Good medicine for the Astros and other thoughts

Remember way back when all was despair. Dark thoughts encircled our minds and made our shoulders slump from the weight of the gloom and doom. Yeah, way back on Monday morning, three games ago after the Astros had lost five of six games and were having their great starting pitching undone, by scarce and non-clutch hitting and the return of the playoff exploding bullpen.

But that was so long ago and our perspective has changed big time, thanks to our favorite Crash Test Dummy opponent, the Oakland A’s. They have been good medicine for what ails the Astros for quite awhile. Heading into this week’s series the Astros had gone 27-14 since the beginning of 2016 against their West Coast rivals. And after a fun three-game sweep, the Astros are now 30-14 in that same time period.

Here are various thoughts as the team comes home to meet their best friends forever, the South Denton Rangers…..

  1. Heading into the 2017 season, one of the keys was having the Astros two best pitchers, Dallas Keuchel and Lance McCullers back healthy and performing well. So far in 2018, it can be argued that Keuchel and McCullers have been the weak links of this rotation. Folks, if Lance McCullers, who has a 2.15 ERA outside of one very bad inning and Keuchel, who has a 2.86 ERA if you ignore one of his eight starts, are your weak links, your chain is strong.
  2. The last two games against the A’s brought some comfort and positive flashbacks as the Astros came from behind twice and more importantly held on to those leads. This late game dominance was the base of their great 2017 season.
  3. As was discussed in the previous post’s comments, Max Stassi has been a welcome addition as he came out of today’s game hitting .273 BA / .355 OBP/ .864 OPS.   Two of his three homers this year have been huge. Back in April his 3 run homer broke open a 0-0 deadlock in the 5th inning against San Diego and drove them to a 4-1 win.  On Wednesday his solo HR in the 7th inning evened the score at 1-1 and opened the hitting gates on the way to another 4-1 win.
  4. We are a couple months out, but how does manager A.J. Hinch handle filling out the All Star team roster, especially the pitchers if his team continues on the path they are following. Justin Verlander, Gerrit Cole and Charlie Morton are in the top 6 in ERA in the AL, Cole and Verlander are tops in WHIP and Ks, etc.
  5. Is it the cool spring weather or did they take the Superball out of the center of the baseball? It just feels like offense is lagging this season. Actually… in the AL the runs/game are almost identical to last season 4.67 vs. 4.63 r/gm. Ks are up about 0.4 per game, but overall it is a bit of an optical illusion with the couple no hitters and near misses the last few weeks.
  6. After Wednesday’s game the Astros were on pace for a 99+ win season. The team’s 24-15 record is 3 games behind last year’s record at this point when they were 27-12. Of course last year they already had an 8 game lead over the 2nd place Rangers (19-20) while this season they are only 1/2 game up on the hot shot Angels.
  7. Can the Houston Rockets follow the lead of the Astros and win it all plus have the MVP?
  8. The most bizarre thing may be the fact that George Springer now has a 5 hit and a 6 hit game and Jose Altuve has never gone beyond a 4 hit game, which he has reached an amazing 26 times…..

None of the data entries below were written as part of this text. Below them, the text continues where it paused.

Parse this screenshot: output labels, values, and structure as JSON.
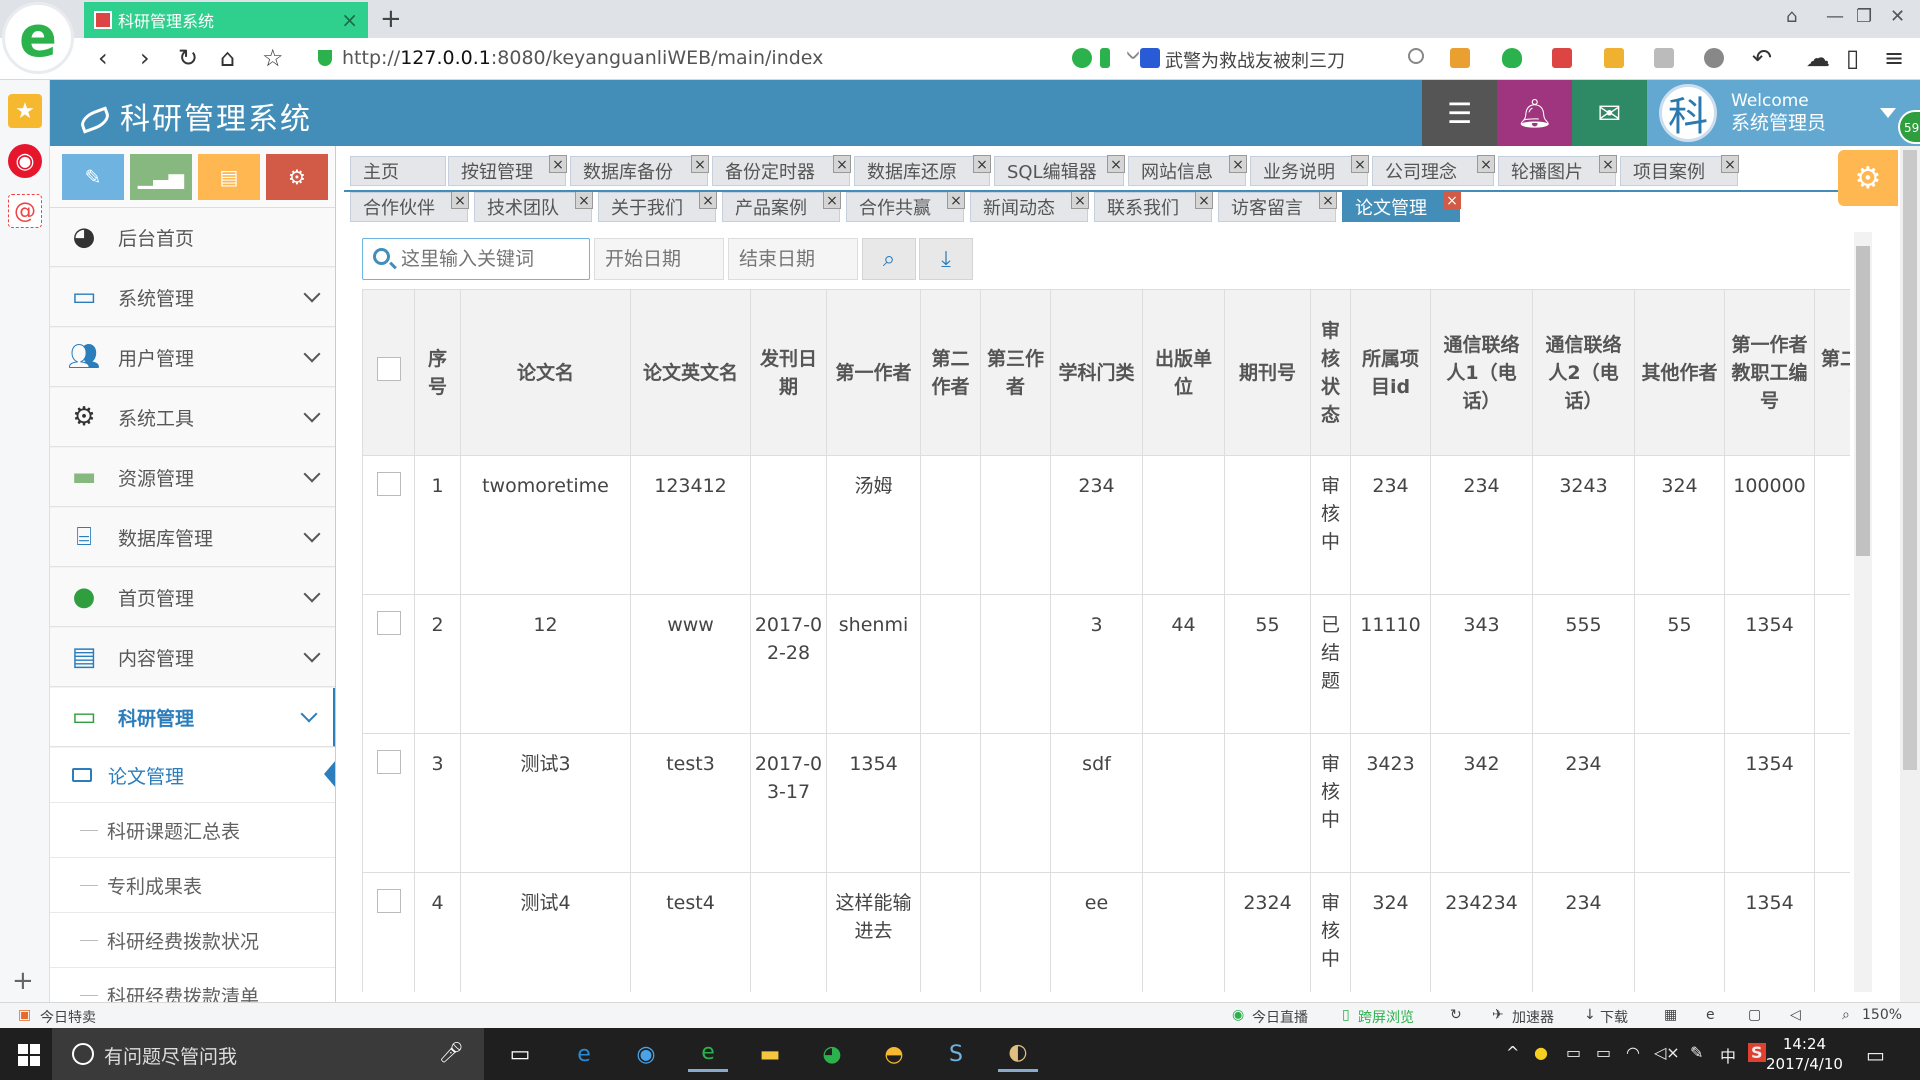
{
  "browser": {
    "tab_title": "科研管理系统",
    "url_prefix": "http://",
    "url_host": "127.0.0.1",
    "url_rest": ":8080/keyanguanliWEB/main/index",
    "news_text": "武警为救战友被刺三刀"
  },
  "app": {
    "title": "科研管理系统",
    "avatar_char": "科",
    "welcome": "Welcome",
    "username": "系统管理员",
    "badge": "59"
  },
  "sidebar": {
    "shortcut_colors": [
      "#6fb3e0",
      "#87b87f",
      "#ffb752",
      "#d15b47"
    ],
    "menus": [
      {
        "label": "后台首页"
      },
      {
        "label": "系统管理"
      },
      {
        "label": "用户管理"
      },
      {
        "label": "系统工具"
      },
      {
        "label": "资源管理"
      },
      {
        "label": "数据库管理"
      },
      {
        "label": "首页管理"
      },
      {
        "label": "内容管理"
      },
      {
        "label": "科研管理"
      }
    ],
    "submenus": [
      {
        "label": "论文管理"
      },
      {
        "label": "科研课题汇总表"
      },
      {
        "label": "专利成果表"
      },
      {
        "label": "科研经费拨款状况"
      },
      {
        "label": "科研经费拨款清单"
      }
    ]
  },
  "tabs": {
    "row1": [
      "主页",
      "按钮管理",
      "数据库备份",
      "备份定时器",
      "数据库还原",
      "SQL编辑器",
      "网站信息",
      "业务说明",
      "公司理念",
      "轮播图片",
      "项目案例"
    ],
    "row2": [
      "合作伙伴",
      "技术团队",
      "关于我们",
      "产品案例",
      "合作共赢",
      "新闻动态",
      "联系我们",
      "访客留言",
      "论文管理"
    ],
    "close": "×"
  },
  "toolbar": {
    "search_placeholder": "这里输入关键词",
    "start_placeholder": "开始日期",
    "end_placeholder": "结束日期"
  },
  "table": {
    "columns": [
      "序号",
      "论文名",
      "论文英文名",
      "发刊日期",
      "第一作者",
      "第二作者",
      "第三作者",
      "学科门类",
      "出版单位",
      "期刊号",
      "审核状态",
      "所属项目id",
      "通信联络人1（电话）",
      "通信联络人2（电话）",
      "其他作者",
      "第一作者教职工编号",
      "第二作者教职工"
    ],
    "rows": [
      [
        "1",
        "twomoretime",
        "123412",
        "",
        "汤姆",
        "",
        "",
        "234",
        "",
        "",
        "审核中",
        "234",
        "234",
        "3243",
        "324",
        "100000",
        ""
      ],
      [
        "2",
        "12",
        "www",
        "2017-02-28",
        "shenmi",
        "",
        "",
        "3",
        "44",
        "55",
        "已结题",
        "11110",
        "343",
        "555",
        "55",
        "1354",
        ""
      ],
      [
        "3",
        "测试3",
        "test3",
        "2017-03-17",
        "1354",
        "",
        "",
        "sdf",
        "",
        "",
        "审核中",
        "3423",
        "342",
        "234",
        "",
        "1354",
        ""
      ],
      [
        "4",
        "测试4",
        "test4",
        "",
        "这样能输进去",
        "",
        "",
        "ee",
        "",
        "2324",
        "审核中",
        "324",
        "234234",
        "234",
        "",
        "1354",
        ""
      ]
    ]
  },
  "statusbar": {
    "left": "今日特卖",
    "live": "今日直播",
    "cross": "跨屏浏览",
    "accel": "加速器",
    "download": "下载",
    "zoom": "150%"
  },
  "taskbar": {
    "search_text": "有问题尽管问我",
    "time": "14:24",
    "date": "2017/4/10",
    "ime": "中"
  }
}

What are your thoughts at this juncture about your favorite team?


100 comments on “Good medicine for the Astros and other thoughts

  1. Late in the game, we saw why Derek Fisher, though talented, fast, and poweful, is not ready for prime time. That at bat was ATROCIOUS. He showed zero plate discipline, and total inability to recognize and lay off a low breaking ball.

    Time to throw the Fish back into the pond to grow some more – and give the more mature, much more disciplined, version of Kemp-ing it another try.


    • Oh but Fisher hit a home run the other day, Gattis had the only hit last night and Marisnick didn’t strike out. Hey these guys are just about to break out and get their batting average close to the Mendoza line. Why would we ever want to replace them now with guys that are hitting .300 plus in the minors?
      And as to Springer getting hit, Hamels was constantly bringing the ball inside to many of the hitters. That was intentional. When you keep pitching that way you’re going to hit batters. Personally, I think he had an “oh well if I hit him” attitude.


      • People might have forgotten that Hamels had already hit Springer with a pitch in George’s first at bat. The ball actually grazed the knob of the bat and then grazed George’s hand. The ump called it a foul ball and the AB continued. Hamels got the deed done in George’s next AB.
        This was no accident.
        But all of it worked. There was no retaliation from the Astros. They got Springer out of the game, got Marisnick leading off and got the Astros to flail at breaking pitches all night.
        The Astros are happy and content. They settle.